La ricerca sottolinea l’assenza di coordinamento nel fornire in formato digitale notizie e informazioni utili, affidabili e tempestive ai rifugiati – soprattutto da parte dei mezzi di informazione, che troppo spesso vedono i rifugiati come l’oggetto di cui parlare e non il soggetto a cui rivolgersi.
Nonostante vi sia un numero crescente di risorse digitali messe a disposizione dei rifugiati, molte di queste non sono studiate in maniera accurata o sostenibile nel lungo periodo e potrebbero in realtà fare più male che bene, diffondendo disinformazione. Non bastano insomma soluzioni tecnologiche “veloci”, soprattutto in un contesto in cui tanto i governi europei quanto le agenzie informative stanno venendo meno al proprio dovere di aiutare i profughi coinvolti nella grave crisi umanitaria che sta avendo luogo, poiché tanto gli uni quanto gli altri temono di essere visti come facilitatori dei flussi migratori verso l’Europa. Le esperienze dei profughi, le politiche in materia e la loro implementazione stanno cambiando velocemente ed è necessario valutare come creare buone pratiche per la gestione digitale delle migrazioni.

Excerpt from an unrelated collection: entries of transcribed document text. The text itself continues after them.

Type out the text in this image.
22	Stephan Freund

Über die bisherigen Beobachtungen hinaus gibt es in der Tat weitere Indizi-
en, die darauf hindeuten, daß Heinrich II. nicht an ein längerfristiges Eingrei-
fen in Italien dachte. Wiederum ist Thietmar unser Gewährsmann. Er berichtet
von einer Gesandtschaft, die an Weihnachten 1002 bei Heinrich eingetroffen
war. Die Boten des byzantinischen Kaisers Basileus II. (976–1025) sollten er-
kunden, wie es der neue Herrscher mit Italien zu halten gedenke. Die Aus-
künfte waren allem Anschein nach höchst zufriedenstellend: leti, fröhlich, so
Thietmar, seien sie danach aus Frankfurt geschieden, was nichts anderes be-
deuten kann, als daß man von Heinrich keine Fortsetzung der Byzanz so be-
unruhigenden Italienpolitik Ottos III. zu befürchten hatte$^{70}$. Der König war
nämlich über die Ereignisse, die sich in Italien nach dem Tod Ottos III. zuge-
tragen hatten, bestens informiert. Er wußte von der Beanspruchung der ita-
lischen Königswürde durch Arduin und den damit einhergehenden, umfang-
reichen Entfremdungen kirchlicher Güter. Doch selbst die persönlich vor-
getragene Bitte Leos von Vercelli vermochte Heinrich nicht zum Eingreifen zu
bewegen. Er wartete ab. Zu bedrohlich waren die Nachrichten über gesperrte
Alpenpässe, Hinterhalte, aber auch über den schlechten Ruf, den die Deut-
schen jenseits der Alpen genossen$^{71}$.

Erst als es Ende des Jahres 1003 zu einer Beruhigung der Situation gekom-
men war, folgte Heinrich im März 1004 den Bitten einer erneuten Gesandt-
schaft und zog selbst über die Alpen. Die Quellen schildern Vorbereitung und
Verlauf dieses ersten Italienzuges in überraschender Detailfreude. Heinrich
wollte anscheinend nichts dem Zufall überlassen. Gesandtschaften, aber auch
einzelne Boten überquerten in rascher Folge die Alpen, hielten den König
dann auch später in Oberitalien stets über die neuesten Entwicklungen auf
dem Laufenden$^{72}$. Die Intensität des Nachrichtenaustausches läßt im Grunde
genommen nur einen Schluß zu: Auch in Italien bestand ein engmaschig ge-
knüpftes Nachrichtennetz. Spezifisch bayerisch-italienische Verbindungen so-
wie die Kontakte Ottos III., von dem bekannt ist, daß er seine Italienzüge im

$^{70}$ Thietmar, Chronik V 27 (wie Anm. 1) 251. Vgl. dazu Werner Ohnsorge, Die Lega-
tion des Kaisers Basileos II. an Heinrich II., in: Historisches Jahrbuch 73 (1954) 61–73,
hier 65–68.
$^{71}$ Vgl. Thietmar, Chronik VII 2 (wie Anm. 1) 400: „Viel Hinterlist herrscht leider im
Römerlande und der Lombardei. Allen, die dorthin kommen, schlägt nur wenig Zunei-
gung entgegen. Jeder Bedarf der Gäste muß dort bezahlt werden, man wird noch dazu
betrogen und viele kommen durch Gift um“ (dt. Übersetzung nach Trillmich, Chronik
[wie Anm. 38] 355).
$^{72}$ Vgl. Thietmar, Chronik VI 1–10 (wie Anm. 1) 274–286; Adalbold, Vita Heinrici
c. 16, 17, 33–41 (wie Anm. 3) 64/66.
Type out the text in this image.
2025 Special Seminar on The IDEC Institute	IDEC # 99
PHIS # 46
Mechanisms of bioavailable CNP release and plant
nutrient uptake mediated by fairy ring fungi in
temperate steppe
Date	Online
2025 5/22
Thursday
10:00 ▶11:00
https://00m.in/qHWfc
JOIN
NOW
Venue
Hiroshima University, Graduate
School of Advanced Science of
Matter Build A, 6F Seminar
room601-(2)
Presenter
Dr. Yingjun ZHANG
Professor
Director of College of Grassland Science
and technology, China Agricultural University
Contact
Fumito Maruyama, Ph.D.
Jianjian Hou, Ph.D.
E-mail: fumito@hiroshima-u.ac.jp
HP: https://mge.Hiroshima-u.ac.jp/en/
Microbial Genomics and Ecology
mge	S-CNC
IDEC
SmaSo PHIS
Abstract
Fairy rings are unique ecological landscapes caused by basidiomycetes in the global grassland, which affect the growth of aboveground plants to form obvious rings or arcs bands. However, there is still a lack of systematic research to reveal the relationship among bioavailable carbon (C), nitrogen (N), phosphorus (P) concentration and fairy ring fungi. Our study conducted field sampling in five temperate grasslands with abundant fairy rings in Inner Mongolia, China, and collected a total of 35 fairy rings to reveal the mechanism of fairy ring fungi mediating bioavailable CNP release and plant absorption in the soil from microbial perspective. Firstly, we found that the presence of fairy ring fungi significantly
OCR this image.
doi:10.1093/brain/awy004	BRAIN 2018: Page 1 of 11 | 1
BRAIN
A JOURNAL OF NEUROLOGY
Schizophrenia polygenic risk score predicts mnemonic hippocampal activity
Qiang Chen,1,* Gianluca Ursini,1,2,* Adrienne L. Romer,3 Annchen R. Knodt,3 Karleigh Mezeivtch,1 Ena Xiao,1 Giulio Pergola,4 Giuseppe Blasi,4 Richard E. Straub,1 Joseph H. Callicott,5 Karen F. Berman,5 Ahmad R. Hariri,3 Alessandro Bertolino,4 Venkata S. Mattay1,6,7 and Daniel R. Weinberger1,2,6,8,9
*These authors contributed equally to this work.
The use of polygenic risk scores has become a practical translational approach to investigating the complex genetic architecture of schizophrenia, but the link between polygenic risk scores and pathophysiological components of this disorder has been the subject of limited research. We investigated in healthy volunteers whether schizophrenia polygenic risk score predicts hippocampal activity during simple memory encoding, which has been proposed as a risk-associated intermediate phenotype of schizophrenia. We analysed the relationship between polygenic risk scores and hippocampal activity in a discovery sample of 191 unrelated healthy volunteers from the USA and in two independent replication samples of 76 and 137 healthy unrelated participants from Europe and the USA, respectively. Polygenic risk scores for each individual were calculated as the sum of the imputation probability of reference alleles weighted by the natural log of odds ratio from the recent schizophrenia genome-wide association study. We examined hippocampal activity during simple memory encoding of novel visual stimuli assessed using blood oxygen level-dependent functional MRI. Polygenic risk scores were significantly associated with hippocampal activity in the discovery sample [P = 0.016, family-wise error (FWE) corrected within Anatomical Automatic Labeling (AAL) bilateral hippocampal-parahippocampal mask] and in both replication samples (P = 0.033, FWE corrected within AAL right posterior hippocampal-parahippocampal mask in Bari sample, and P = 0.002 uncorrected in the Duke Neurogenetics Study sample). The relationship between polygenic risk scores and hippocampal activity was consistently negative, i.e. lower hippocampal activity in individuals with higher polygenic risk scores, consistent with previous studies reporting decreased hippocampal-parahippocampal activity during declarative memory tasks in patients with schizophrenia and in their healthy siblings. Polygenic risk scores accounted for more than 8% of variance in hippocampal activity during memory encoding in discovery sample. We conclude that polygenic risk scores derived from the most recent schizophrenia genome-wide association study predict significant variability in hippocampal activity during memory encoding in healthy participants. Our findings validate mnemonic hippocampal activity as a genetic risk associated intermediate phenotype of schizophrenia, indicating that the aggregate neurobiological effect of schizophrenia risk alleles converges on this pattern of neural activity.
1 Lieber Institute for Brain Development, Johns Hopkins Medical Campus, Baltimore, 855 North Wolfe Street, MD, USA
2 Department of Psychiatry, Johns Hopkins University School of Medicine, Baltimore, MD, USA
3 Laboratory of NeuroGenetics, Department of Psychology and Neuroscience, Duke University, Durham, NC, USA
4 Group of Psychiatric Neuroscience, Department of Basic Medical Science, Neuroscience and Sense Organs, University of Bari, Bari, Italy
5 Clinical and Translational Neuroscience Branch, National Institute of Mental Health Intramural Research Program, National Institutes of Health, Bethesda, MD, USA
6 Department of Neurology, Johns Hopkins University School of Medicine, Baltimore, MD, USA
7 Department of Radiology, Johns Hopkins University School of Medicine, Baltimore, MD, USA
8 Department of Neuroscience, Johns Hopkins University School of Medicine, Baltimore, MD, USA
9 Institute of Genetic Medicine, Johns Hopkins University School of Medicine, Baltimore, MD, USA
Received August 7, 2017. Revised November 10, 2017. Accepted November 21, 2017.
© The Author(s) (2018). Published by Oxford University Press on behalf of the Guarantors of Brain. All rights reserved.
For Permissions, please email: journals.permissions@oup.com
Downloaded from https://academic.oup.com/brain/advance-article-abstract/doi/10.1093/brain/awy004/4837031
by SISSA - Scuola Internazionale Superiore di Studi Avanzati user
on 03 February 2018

Lo studio si conclude quindi fissando 8 principi di buone pratiche [sulle soluzioni da usare, NdT], che si possono così riassumere:
1. Centrato sull’utente: il coinvolgimento dei rifugiati nella progettazione e nell’implementazione è fondamentale;
2. Sicuro e privato: l’affidabilità è un requisito indispensabile;
3. Degno di fiducia: è necessario fidarsi delle risorse per usarle;
4. Accessibile: le risorse devono essere facilmente accessibili da tutti i punti di vista (economico, tecnologico, linguistico);
5. Strategico: la produzione di risorse tecnologiche deve avere un chiaro obiettivo strategico;
6. Pragmatico: meglio il riutilizzo e la riprogrammazione di risorse esistenti che la creazione di nuove;
7. Unico: occorre monitorare le risorse esistenti per appurare che il progetto non sia una replica di altre iniziative e sia un elemento esclusivo del settore (il cosiddetto Unique Selling Point, USP);
8. Sostenibile: la pianificazione a lungo termine – anche dal punto di vista di risorse e mantenimento – è vitale per garantire che il progetto non venga lanciato e poi subito abbandonato.